2ème partie: Les marais de la Pallu
Ma rubrique patrimoine va évoquer notre dernière randonnée du 4 avril dernier ; encore une fois cette balade mensuelle a rencontré un succès qui ne se dément pas ; nous étions 62 à partir après le café offert par l’office de tourisme de Vendeuvre, en compagnie de Maurice Coirault, la mémoire vivante de Vendeuvre et d’Ambroise Puault ; Ambroise Puault est membre des Amis de la Pallu qui font vivre notre patrimoine local depuis plus de 30 ans ; d’ailleurs Mr Helliaz, le président de cette association était là également pour la randonnée .Il nous arrive de partir en voiture car notre territoire est vaste mais là nous voulions proposer à nos habitués une redécouverte des rives de la Pallu car nous avions déjà fait cette randonnée mais au début de nos randonnées mensuelles soit il y a 5 ans ; or, si quelques fidèles sont là depuis le début de cette activité, de nombreux nouveaux promeneurs tous amoureux des balades et du patrimoine sont venus nous rejoindre ; de plus le bouche à oreille fonctionnant bien, nous avons des nouveaux venus tous les mois.
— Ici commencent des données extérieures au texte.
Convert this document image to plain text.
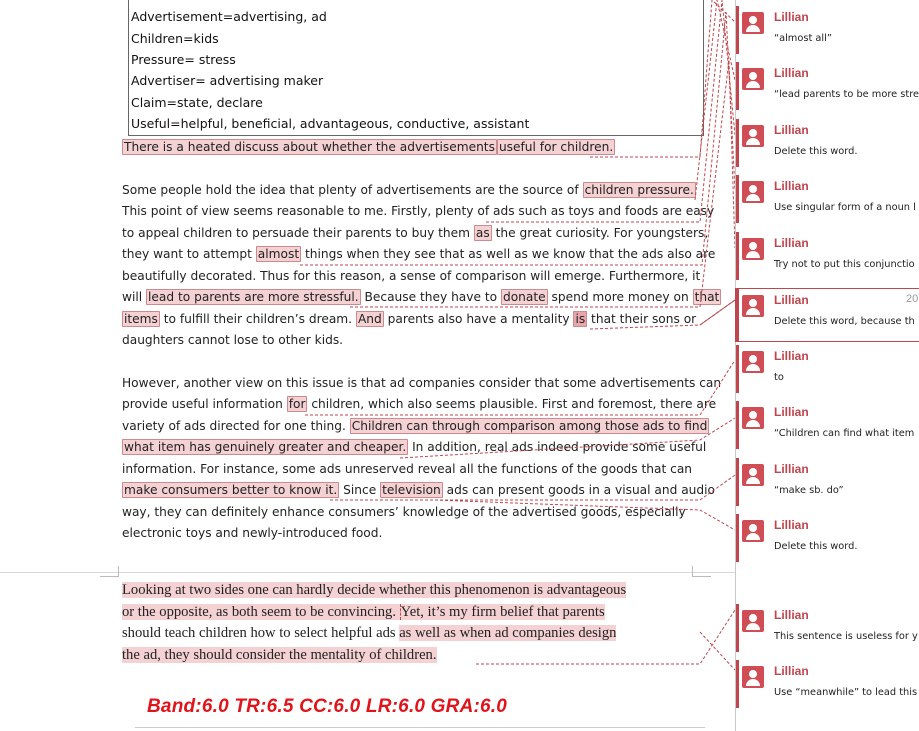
Advertisement=advertising, ad
Children=kids
Pressure= stress
Advertiser= advertising maker
Claim=state, declare
Useful=helpful, beneficial, advantageous, conductive, assistant
There is a heated discuss about whether the advertisements useful for children.
Some people hold the idea that plenty of advertisements are the source of children pressure.
This point of view seems reasonable to me. Firstly, plenty of ads such as toys and foods are easy
to appeal children to persuade their parents to buy them as the great curiosity. For youngsters,
they want to attempt almost things when they see that as well as we know that the ads also are
beautifully decorated. Thus for this reason, a sense of comparison will emerge. Furthermore, it
will lead to parents are more stressful. Because they have to donate spend more money on that
items to fulfill their children’s dream. And parents also have a mentality is that their sons or
daughters cannot lose to other kids.
However, another view on this issue is that ad companies consider that some advertisements can
provide useful information for children, which also seems plausible. First and foremost, there are
variety of ads directed for one thing. Children can through comparison among those ads to find
what item has genuinely greater and cheaper. In addition, real ads indeed provide some useful
information. For instance, some ads unreserved reveal all the functions of the goods that can
make consumers better to know it. Since television ads can present goods in a visual and audio
way, they can definitely enhance consumers’ knowledge of the advertised goods, especially
electronic toys and newly-introduced food.
Looking at two sides one can hardly decide whether this phenomenon is advantageous
or the opposite, as both seem to be convincing. Yet, it’s my firm belief that parents
should teach children how to select helpful ads as well as when ad companies design
the ad, they should consider the mentality of children.
Band:6.0 TR:6.5 CC:6.0 LR:6.0 GRA:6.0
Lillian
“almost all”
Lillian
“lead parents to be more stre
Lillian
Delete this word.
Lillian
Use singular form of a noun l
Lillian
Try not to put this conjunctio
Lillian	20
Delete this word, because th
Lillian
to
Lillian
“Children can find what item
Lillian
“make sb. do”
Lillian
Delete this word.
Lillian
This sentence is useless for y
Lillian
Use “meanwhile” to lead this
Nous sommes descendus sur la route de Poitiers pour prendre la rue Jehan de Maille sur la gauche puis le chemin qui mène au lieu-dit « Les Petites Roches » ;
Là autrefois coulait la Vieille Pallu ; la maison aux volets bleus était un moulin : le moulin du Petit Gué ; il possède un pigeonnier et date de 1633 ; cette vieille Pallu a été comblée vers 1944 ; à partir de là on se dirige vers les marais, on passe un pont puis on prend la grande allée rectiligne qui traverse le marais de part en part ; il faut noter que l’endroit tire son nom du latin palu qui signifie marais ; c’étaient des endroits inhospitaliers, notés comme marécages sur le cadastre napoléonien mais rendus cultivables par les hommes ; l’idée de transformer ce lieu en marais communaux ne date pas d’hier ; les terres étaient exploitées par les paysans des seigneurs de Chéneché ; on y menait le bétail et on y fauchait les rouches, sortes de brandes qui servaient de litière pour les animaux et qu’on utilisait pour rempailler les chaises. Généreusement les seigneurs de Chéneché ont fait don de ces terres à la municipalité de Vendeuvre !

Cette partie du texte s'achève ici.